Bij ‘De vanzelfsprekendheden van Peter Verstegen’ (Filter 1/1):
Antwoord aan Matthijs Bakker
De redactie van Filter heeft mij maar beperkte ruimte geboden om in te gaan op Bakkers filippica tegen mijn proefschrift Vertaalkunde versus vertaalwetenschap, in het eerste nummer van dit blad, zodat ik zeer bondig zal antwoorden.
1) Dat de vertaalwetenschap het onderscheid tussen bewerking en vertaling verdoezelt, verdedigt MB met het argument dat men zich anders ‘een enorm gebied van verschijnselen van onderzoek’ zou ontzeggen, ‘verschijnselen die niettemin grote relevantie als vertaling hebben of hebben gehad, die een bron kunnen zijn van kennis over vertaling’ (p. 23). Hoogstens kennis over bewerking, zou ik zeggen, en die kennis komt altijd neer op: de bewerker verandert naar het hem uitkomt. Bewerken kan nodig zijn, in het bedrijfsleven en ook wel in de toneelwereld, maar het is een principieel ander proces dan vertalen. Wat ik de ‘intrinsieke vertaalnorm’ heb genoemd (volgens MB een leeg begrip) betekent dat een vertaler de integriteit van de te vertalen tekst niet mag aantasten, zoals de bewerker dat doet.
2) MB scheert Nabokov en Ezra Pound over één kam door te zeggen (p. 24) dat ze zich aan zo’n intrinsieke norm niets gelegen lieten liggen.
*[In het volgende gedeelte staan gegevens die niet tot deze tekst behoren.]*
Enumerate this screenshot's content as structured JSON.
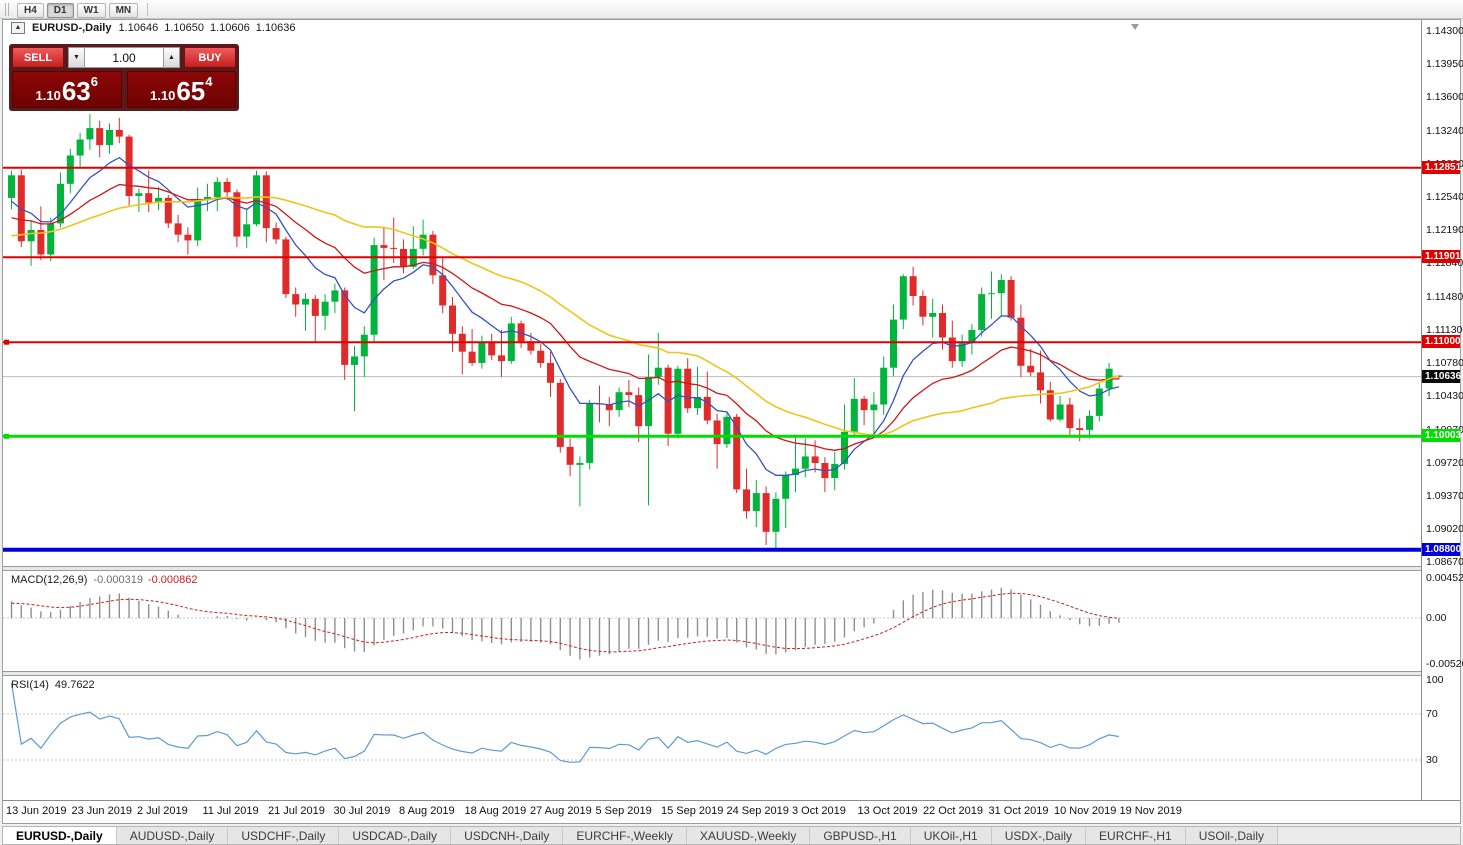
{
  "toolbar": {
    "timeframes": [
      "H4",
      "D1",
      "W1",
      "MN"
    ],
    "active": "D1"
  },
  "chart_header": {
    "collapse_glyph": "▲",
    "title": "EURUSD-,Daily",
    "ohlc": [
      "1.10646",
      "1.10650",
      "1.10606",
      "1.10636"
    ]
  },
  "one_click": {
    "sell_label": "SELL",
    "buy_label": "BUY",
    "volume": "1.00",
    "spinner_down": "▼",
    "spinner_up": "▲",
    "bid": {
      "big": "1.10",
      "pips": "63",
      "pip_sup": "6"
    },
    "ask": {
      "big": "1.10",
      "pips": "65",
      "pip_sup": "4"
    }
  },
  "price_axis": {
    "labels": [
      "1.14300",
      "1.13950",
      "1.13600",
      "1.13240",
      "1.12890",
      "1.12540",
      "1.12190",
      "1.11840",
      "1.11480",
      "1.11130",
      "1.10780",
      "1.10430",
      "1.10070",
      "1.09720",
      "1.09370",
      "1.09020",
      "1.08670"
    ]
  },
  "levels": [
    {
      "price": 1.12851,
      "label": "1.12851",
      "color": "#e00000",
      "width": 2,
      "handle": false
    },
    {
      "price": 1.11901,
      "label": "1.11901",
      "color": "#e00000",
      "width": 2,
      "handle": false
    },
    {
      "price": 1.11,
      "label": "1.11000",
      "color": "#e00000",
      "width": 2,
      "handle": true
    },
    {
      "price": 1.10003,
      "label": "1.10003",
      "color": "#00dd00",
      "width": 3,
      "handle": true
    },
    {
      "price": 1.088,
      "label": "1.08800",
      "color": "#0000dd",
      "width": 4,
      "handle": false
    }
  ],
  "current_price": {
    "value": 1.10636,
    "label": "1.10636"
  },
  "chart_data": {
    "type": "candlestick",
    "symbol": "EURUSD-",
    "timeframe": "Daily",
    "x_labels": [
      "13 Jun 2019",
      "23 Jun 2019",
      "2 Jul 2019",
      "11 Jul 2019",
      "21 Jul 2019",
      "30 Jul 2019",
      "8 Aug 2019",
      "18 Aug 2019",
      "27 Aug 2019",
      "5 Sep 2019",
      "15 Sep 2019",
      "24 Sep 2019",
      "3 Oct 2019",
      "13 Oct 2019",
      "22 Oct 2019",
      "31 Oct 2019",
      "10 Nov 2019",
      "19 Nov 2019"
    ],
    "y_range": [
      1.08617,
      1.14353
    ],
    "candles": [
      [
        1.1253,
        1.1282,
        1.1241,
        1.1277
      ],
      [
        1.1277,
        1.1283,
        1.1201,
        1.1207
      ],
      [
        1.1207,
        1.1229,
        1.1181,
        1.1219
      ],
      [
        1.1219,
        1.1244,
        1.1187,
        1.1193
      ],
      [
        1.1193,
        1.1232,
        1.1186,
        1.1226
      ],
      [
        1.1226,
        1.128,
        1.1222,
        1.1268
      ],
      [
        1.1268,
        1.1305,
        1.1258,
        1.1298
      ],
      [
        1.1298,
        1.1322,
        1.1286,
        1.1315
      ],
      [
        1.1315,
        1.1342,
        1.1304,
        1.1327
      ],
      [
        1.1327,
        1.1335,
        1.1296,
        1.1309
      ],
      [
        1.1309,
        1.1332,
        1.13,
        1.1325
      ],
      [
        1.1325,
        1.1338,
        1.1311,
        1.1318
      ],
      [
        1.1318,
        1.132,
        1.1245,
        1.1255
      ],
      [
        1.1255,
        1.1263,
        1.1238,
        1.1258
      ],
      [
        1.1258,
        1.1282,
        1.1238,
        1.1248
      ],
      [
        1.1248,
        1.1265,
        1.124,
        1.1253
      ],
      [
        1.1253,
        1.1256,
        1.1221,
        1.1226
      ],
      [
        1.1226,
        1.1235,
        1.1206,
        1.1214
      ],
      [
        1.1214,
        1.1222,
        1.1193,
        1.1208
      ],
      [
        1.1208,
        1.1264,
        1.1202,
        1.1252
      ],
      [
        1.1252,
        1.1268,
        1.1239,
        1.1254
      ],
      [
        1.1254,
        1.1275,
        1.1239,
        1.127
      ],
      [
        1.127,
        1.1274,
        1.1251,
        1.1259
      ],
      [
        1.1259,
        1.1262,
        1.1201,
        1.1212
      ],
      [
        1.1212,
        1.1242,
        1.12,
        1.1225
      ],
      [
        1.1225,
        1.1282,
        1.1223,
        1.1277
      ],
      [
        1.1277,
        1.1281,
        1.1206,
        1.1221
      ],
      [
        1.1221,
        1.1227,
        1.1204,
        1.1209
      ],
      [
        1.1209,
        1.1212,
        1.1147,
        1.1151
      ],
      [
        1.1151,
        1.1158,
        1.1127,
        1.114
      ],
      [
        1.114,
        1.1152,
        1.1112,
        1.1146
      ],
      [
        1.1146,
        1.115,
        1.1101,
        1.1128
      ],
      [
        1.1128,
        1.1151,
        1.1113,
        1.1143
      ],
      [
        1.1143,
        1.1162,
        1.1131,
        1.1155
      ],
      [
        1.1155,
        1.1158,
        1.106,
        1.1076
      ],
      [
        1.1076,
        1.1096,
        1.1027,
        1.1085
      ],
      [
        1.1085,
        1.1117,
        1.1063,
        1.1108
      ],
      [
        1.1108,
        1.1211,
        1.1101,
        1.1203
      ],
      [
        1.1203,
        1.1222,
        1.1166,
        1.12
      ],
      [
        1.12,
        1.1232,
        1.1184,
        1.1199
      ],
      [
        1.1199,
        1.1209,
        1.1173,
        1.118
      ],
      [
        1.118,
        1.1223,
        1.1178,
        1.1199
      ],
      [
        1.1199,
        1.123,
        1.1192,
        1.1214
      ],
      [
        1.1214,
        1.1218,
        1.1162,
        1.1171
      ],
      [
        1.1171,
        1.119,
        1.1131,
        1.1139
      ],
      [
        1.1139,
        1.1148,
        1.109,
        1.1109
      ],
      [
        1.1109,
        1.1117,
        1.1066,
        1.109
      ],
      [
        1.109,
        1.1114,
        1.1075,
        1.1078
      ],
      [
        1.1078,
        1.1107,
        1.1072,
        1.11
      ],
      [
        1.11,
        1.1109,
        1.1081,
        1.1086
      ],
      [
        1.1086,
        1.1113,
        1.1063,
        1.108
      ],
      [
        1.108,
        1.1127,
        1.1077,
        1.112
      ],
      [
        1.112,
        1.1123,
        1.1094,
        1.1101
      ],
      [
        1.1101,
        1.111,
        1.1087,
        1.1091
      ],
      [
        1.1091,
        1.1098,
        1.1073,
        1.1078
      ],
      [
        1.1078,
        1.109,
        1.1042,
        1.1057
      ],
      [
        1.1057,
        1.1061,
        1.0983,
        1.0989
      ],
      [
        1.0989,
        1.0998,
        1.0958,
        1.097
      ],
      [
        1.097,
        1.0979,
        1.0926,
        1.0972
      ],
      [
        1.0972,
        1.1039,
        1.0965,
        1.1035
      ],
      [
        1.1035,
        1.1054,
        1.1015,
        1.1034
      ],
      [
        1.1034,
        1.1042,
        1.1011,
        1.1028
      ],
      [
        1.1028,
        1.1052,
        1.1021,
        1.1047
      ],
      [
        1.1047,
        1.106,
        1.1031,
        1.1044
      ],
      [
        1.1044,
        1.1052,
        1.0994,
        1.1011
      ],
      [
        1.1011,
        1.1087,
        1.0927,
        1.1063
      ],
      [
        1.1063,
        1.111,
        1.1055,
        1.1073
      ],
      [
        1.1073,
        1.1076,
        1.099,
        1.1003
      ],
      [
        1.1003,
        1.1075,
        1.0998,
        1.1072
      ],
      [
        1.1072,
        1.1083,
        1.1025,
        1.103
      ],
      [
        1.103,
        1.1074,
        1.1023,
        1.1042
      ],
      [
        1.1042,
        1.1069,
        1.1013,
        1.1017
      ],
      [
        1.1017,
        1.1024,
        1.0966,
        1.0992
      ],
      [
        1.0992,
        1.1025,
        1.0988,
        1.1021
      ],
      [
        1.1021,
        1.1024,
        1.094,
        1.0944
      ],
      [
        1.0944,
        1.0966,
        1.0913,
        1.0921
      ],
      [
        1.0921,
        1.0954,
        1.0904,
        1.094
      ],
      [
        1.094,
        1.0947,
        1.0885,
        1.0899
      ],
      [
        1.0899,
        1.0941,
        1.0879,
        1.0934
      ],
      [
        1.0934,
        1.0963,
        1.0903,
        1.0959
      ],
      [
        1.0959,
        1.0999,
        1.0941,
        1.0966
      ],
      [
        1.0966,
        1.0998,
        1.0957,
        1.0979
      ],
      [
        1.0979,
        1.0996,
        1.0962,
        1.0972
      ],
      [
        1.0972,
        1.0978,
        1.0941,
        1.0956
      ],
      [
        1.0956,
        1.0984,
        1.0943,
        1.0971
      ],
      [
        1.0971,
        1.1034,
        1.0965,
        1.1005
      ],
      [
        1.1005,
        1.1062,
        1.1002,
        1.104
      ],
      [
        1.104,
        1.1043,
        1.1012,
        1.1028
      ],
      [
        1.1028,
        1.1047,
        1.1001,
        1.1034
      ],
      [
        1.1034,
        1.1085,
        1.1023,
        1.1073
      ],
      [
        1.1073,
        1.114,
        1.1064,
        1.1124
      ],
      [
        1.1124,
        1.1172,
        1.1114,
        1.117
      ],
      [
        1.117,
        1.118,
        1.1139,
        1.1149
      ],
      [
        1.1149,
        1.1155,
        1.1118,
        1.1127
      ],
      [
        1.1127,
        1.1146,
        1.1105,
        1.1131
      ],
      [
        1.1131,
        1.114,
        1.1092,
        1.1105
      ],
      [
        1.1105,
        1.1123,
        1.1073,
        1.108
      ],
      [
        1.108,
        1.1108,
        1.1074,
        1.1099
      ],
      [
        1.1099,
        1.1119,
        1.1087,
        1.1113
      ],
      [
        1.1113,
        1.1158,
        1.1106,
        1.1151
      ],
      [
        1.1151,
        1.1175,
        1.1125,
        1.1152
      ],
      [
        1.1152,
        1.1172,
        1.1128,
        1.1166
      ],
      [
        1.1166,
        1.117,
        1.1123,
        1.1126
      ],
      [
        1.1126,
        1.114,
        1.1063,
        1.1075
      ],
      [
        1.1075,
        1.1093,
        1.1064,
        1.1068
      ],
      [
        1.1068,
        1.1091,
        1.1035,
        1.1049
      ],
      [
        1.1049,
        1.1058,
        1.1016,
        1.1018
      ],
      [
        1.1018,
        1.1043,
        1.1016,
        1.1034
      ],
      [
        1.1034,
        1.1041,
        1.1002,
        1.1009
      ],
      [
        1.1009,
        1.1019,
        1.0995,
        1.1007
      ],
      [
        1.1007,
        1.1028,
        1.0998,
        1.1022
      ],
      [
        1.1022,
        1.1057,
        1.1016,
        1.1051
      ],
      [
        1.1051,
        1.1078,
        1.1043,
        1.1072
      ],
      [
        1.10646,
        1.1065,
        1.10606,
        1.10636
      ]
    ],
    "warmup": {
      "from": 1.115,
      "to": 1.1253,
      "bars": 40
    },
    "ma": [
      {
        "name": "fast",
        "type": "ema",
        "period": 9,
        "color": "#3452c4",
        "width": 1.3
      },
      {
        "name": "mid",
        "type": "ema",
        "period": 21,
        "color": "#d01616",
        "width": 1.3
      },
      {
        "name": "slow",
        "type": "sma",
        "period": 34,
        "color": "#efc51b",
        "width": 1.6
      }
    ],
    "macd": {
      "title": "MACD(12,26,9)",
      "values": [
        "-0.000319",
        "-0.000862"
      ],
      "axis": [
        {
          "text": "0.0045236",
          "value": 0.0045236
        },
        {
          "text": "0.00",
          "value": 0
        },
        {
          "text": "-0.0052056",
          "value": -0.0052056
        }
      ]
    },
    "rsi": {
      "title": "RSI(14)",
      "value": "49.7622",
      "axis": [
        100,
        70,
        30
      ],
      "levels": [
        70,
        30
      ]
    }
  },
  "tabs": [
    "EURUSD-,Daily",
    "AUDUSD-,Daily",
    "USDCHF-,Daily",
    "USDCAD-,Daily",
    "USDCNH-,Daily",
    "EURCHF-,Weekly",
    "XAUUSD-,Weekly",
    "GBPUSD-,H1",
    "UKOil-,H1",
    "USDX-,Daily",
    "EURCHF-,H1",
    "USOil-,Daily"
  ],
  "active_tab": 0,
  "colors": {
    "up": "#00b43c",
    "down": "#e02b2b",
    "macd_hist": "#8f8f8f",
    "macd_signal": "#cc2020",
    "rsi": "#5e9ad6",
    "price_tag_current": "#0a0a0a"
  }
}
Dit geldt alleen voor de bewerker Pound; Nabokov schoot door naar het andere uiterste en sloot zich aan bij een doctrinaire traditie van letterlijkheid.
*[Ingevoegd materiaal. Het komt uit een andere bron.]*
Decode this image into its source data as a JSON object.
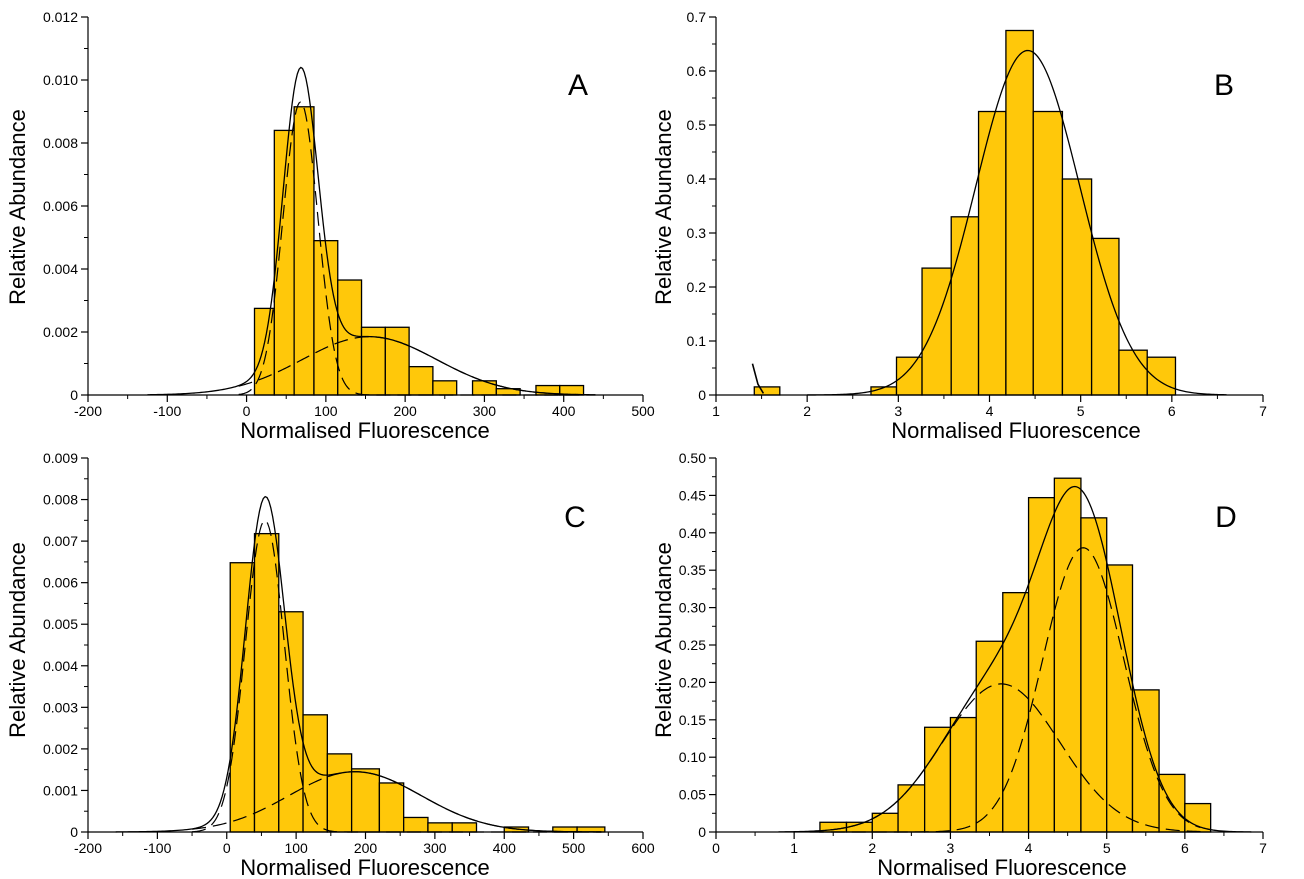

3) MB beticht mij van lafheid; ik had de ‘vlucht naar een promotor’ verkozen die een promotiecommissie samenstelde ‘waarin niet een vertegenwoordiger van de geïncrimineerde partij zitting had.’ (p. 29) In voetnoot 7 erkent hij wel dat prof. Bronzwaer, die de vertaalwetenschap een goed hart toedraagt, deel uitmaakte van de commissie en dat Bronzwaer (namens promotor Van den Bergh) prof. Van Leuven had gepolst over deelname aan de commissie. Maar MB schrijft: ‘Op het moment van de uitnodiging was de promotie al beklonken en de voorgeschreven termijn van beoordeling ruimschoots verstreken.’ In werkelijkheid hadden de commissieleden mijn boek pas een week in hun bezit en hadden ze er onderling nog geen contact over gehad. Er was nog niets beklonken en de termijn tot de promotie was nog een maand.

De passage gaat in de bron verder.